We often encounter date data when dealing with time-related data. For example, in ecological research, data collection may involve recording the date of a particular observation, sampling event such as the date when a bird was sighted, or when water samples were taken from a stream. The purpose of using date (or time) data in biology, ecology is to enable us to understand and analyse temporal patterns and relationships in their response variables. This can include exploring seasonal trends and understanding the impact of environmental changes over time, or tracking the growth, development of organisms.
By analysing date data, we can gain insights into long-term trends, patterns that may not be apparent when looking at the data in aggregate. They can also use this information to make predictions about future trends and develop more effective management strategies, and identify potential areas for further research.
Character data are used to describe qualitative variables or descriptive text that are not numerical in nature. Character data can be entered as descriptive character strings, and internally, they are translated into a vector of characters in R. They are often used to represent categorical variables, such as the type of plant species, the colour of a bird’s feathers, or the name of a some gene. Social scientists will sometimes use character data fields to record the names of people, places or other descriptive information, such as a narrative that will later be subjected to, for example, a sentiment analysis. For convenience, I will call these data narrative style data to distinguish them from the qualitative data that are the main focus of the present discussion.

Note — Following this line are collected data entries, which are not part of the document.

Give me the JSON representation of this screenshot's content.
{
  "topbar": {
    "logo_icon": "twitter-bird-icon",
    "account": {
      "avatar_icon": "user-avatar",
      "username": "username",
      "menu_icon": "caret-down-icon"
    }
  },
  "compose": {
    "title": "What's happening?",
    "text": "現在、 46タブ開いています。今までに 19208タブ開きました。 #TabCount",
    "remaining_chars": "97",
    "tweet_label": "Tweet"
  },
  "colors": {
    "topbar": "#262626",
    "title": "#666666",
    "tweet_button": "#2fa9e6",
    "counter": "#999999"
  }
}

Since narrative style data are not directly amenable to statistical analsysis, in this module, we will mainly concern ourselves with qualitative data which are typically names of things, or categories of objects, classes of behaviours, properties, characteristics, and so on. Qualitative data typically refer to non-numeric data collected from observations, experimental treatment groups, or other sources. They tend to be textual, are often used to describe characteristics or properties of living organisms and ecosystems, or other biological phenomena. Examples may include the colour of flowers, the type of habitat where an animal is found, the behaviour of animals, or the presence, absence of certain traits or characteristics in a population.

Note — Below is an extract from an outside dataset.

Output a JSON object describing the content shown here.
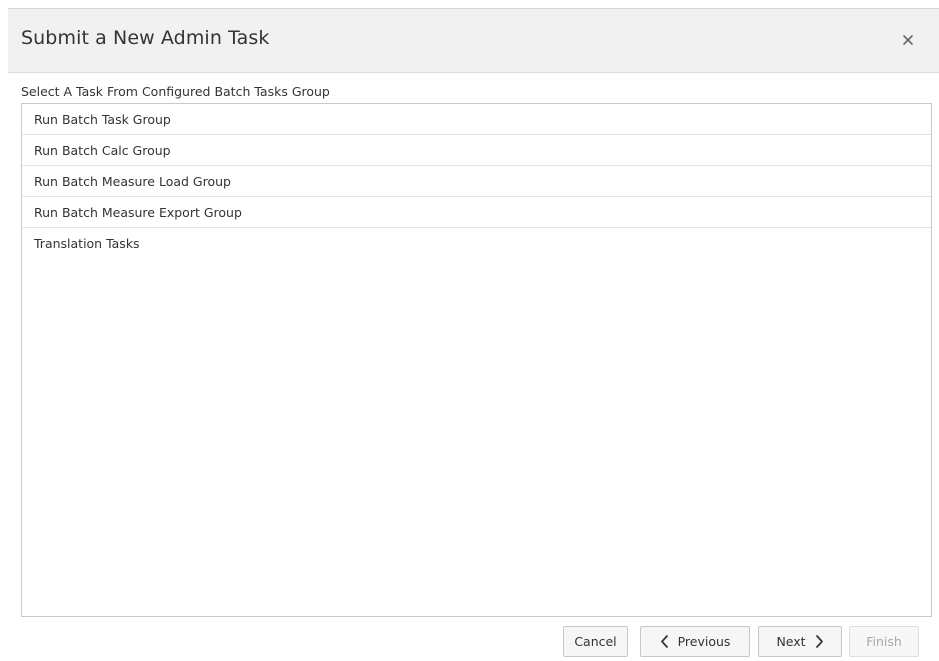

Qualitative data can be further classified into nominal or ordinal data types. Ordinal and nominal data are both amenable to statistical interpretation.

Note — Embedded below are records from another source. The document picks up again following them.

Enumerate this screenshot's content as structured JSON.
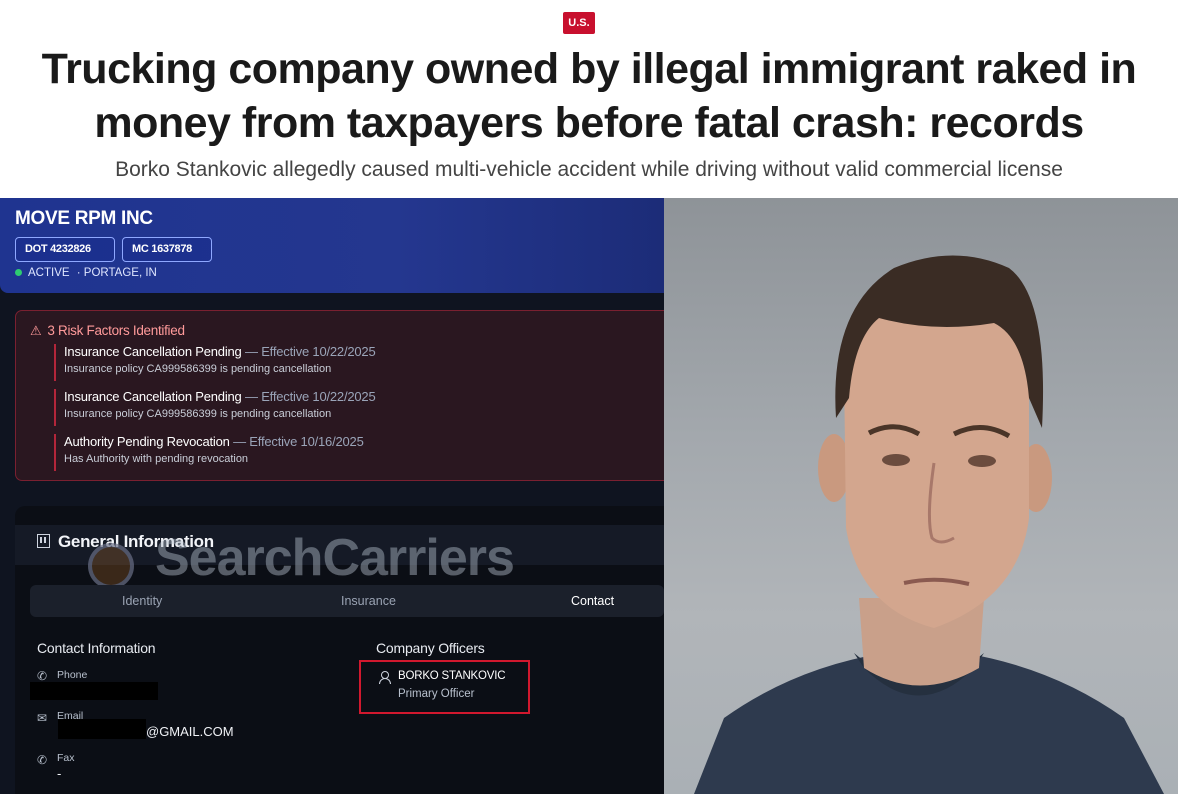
{
  "article": {
    "section_tag": "U.S.",
    "headline_line1": "Trucking company owned by illegal immigrant raked in",
    "headline_line2": "money from taxpayers before fatal crash: records",
    "subheadline": "Borko Stankovic allegedly caused multi-vehicle accident while driving without valid commercial license"
  },
  "carrier": {
    "name": "MOVE RPM INC",
    "dot": "DOT 4232826",
    "mc": "MC 1637878",
    "status": "ACTIVE",
    "location": "· PORTAGE, IN",
    "status_color": "#2ecc71"
  },
  "risks": {
    "title": "3 Risk Factors Identified",
    "items": [
      {
        "name": "Insurance Cancellation Pending",
        "effective": " — Effective 10/22/2025",
        "detail": "Insurance policy CA999586399 is pending cancellation"
      },
      {
        "name": "Insurance Cancellation Pending",
        "effective": " — Effective 10/22/2025",
        "detail": "Insurance policy CA999586399 is pending cancellation"
      },
      {
        "name": "Authority Pending Revocation",
        "effective": " — Effective 10/16/2025",
        "detail": "Has Authority with pending revocation"
      }
    ]
  },
  "general": {
    "title": "General Information",
    "watermark": "SearchCarriers",
    "tabs": [
      "Identity",
      "Insurance",
      "Contact"
    ],
    "active_tab": "Contact",
    "contact_title": "Contact Information",
    "phone_label": "Phone",
    "email_label": "Email",
    "email_suffix": "@GMAIL.COM",
    "fax_label": "Fax",
    "fax_value": "-",
    "officers_title": "Company Officers",
    "officer_name": "BORKO STANKOVIC",
    "officer_role": "Primary Officer"
  },
  "colors": {
    "tag_red": "#c8102e",
    "header_blue": "#24378f",
    "highlight_red": "#d1182e"
  }
}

Nominal data are used to describe qualitative variables that do not have any inherent order or ranking. Examples of nominal data in biology may include the type of plant or animal species, or the presence, absence of certain genetic traits. Another term for nominal data is categorical data. Because there are well-defined categories or the number of members belonging to each of the category can be counted. For example, there are three red flowers, 66 purple flowers, and 13 yellow flowers.
Ordinal data refer to a type of data that can be used to describe qualitative categorical variables that have a natural order or ranking. It is used when we need to arrange things in a particular order, such as from worst to best, from least to most. However, the differences between the values cannot be measured or quantified exactly, making them somewhat subjective. Examples of ordinal data include the different stages of development of an organism, the performance of a species to different fertilisers. Ordinal data can be entered as descriptive character strings and internally, they are translated into an ordered vector of integers in R. For example, we can use a scale of 1 for terrible, 2 for ‘so-so’, 3 for average, 4 for good, 5 for brilliant.
Life can be boiled down to a series of binary decisions: should I have pizza for dinner, yes or no? Should I go to bed early or TRUE or FALSE? Should I start that new series on Netflix, accept or reject? Am I present or absent? You get the gist… This kind of binary decision-making is known as ‘logical’ and in R they can only take on the values of TRUE or FALSE (remember to mind your case!). In the computing world, logical data are often represented by 1 for TRUE and 0 for FALSE. So basically, your life’s choices can be summarised as a string of 1s and 0s. Who knew it was that simple?
When it comes down to it, everything in life is either black or white, right or wrong, good or bad. It is like a cosmic game of “Would You Rather?” — and we are all just playing along.
It is unfortunate to admit that one of the most reliable aspects of any biological dataset is the presence of missing data (the presence of something that is missing?!). It is a stark reminder of the fragility of life. How can we say that something contains missing data? It seems counter intuitive, as if the data were never there in the first place. However, as we remember the principles of tidy data, we see that every observation must be documented in a row, and each column in that row must contain a value. This organisation allows us to create a matrix of data from multiple observations. Since the data are presented in a two-dimensional format, any missing values from an observation will leave a gaping hole in the matrix. We call these ‘missing values.’ It is a somber reality that even the most meticulous collection of data can be marred by the loss of information.
“And if you gaze long enough into an abyss, the abyss will gaze back into you.”
— Friedrich Nietzsche
I mention complex numbers just to be complete; you will rarely encounter them in applied biological analysis, but knowing about their existence prevents confusion when they emerge indirectly in modelling or numerical methods.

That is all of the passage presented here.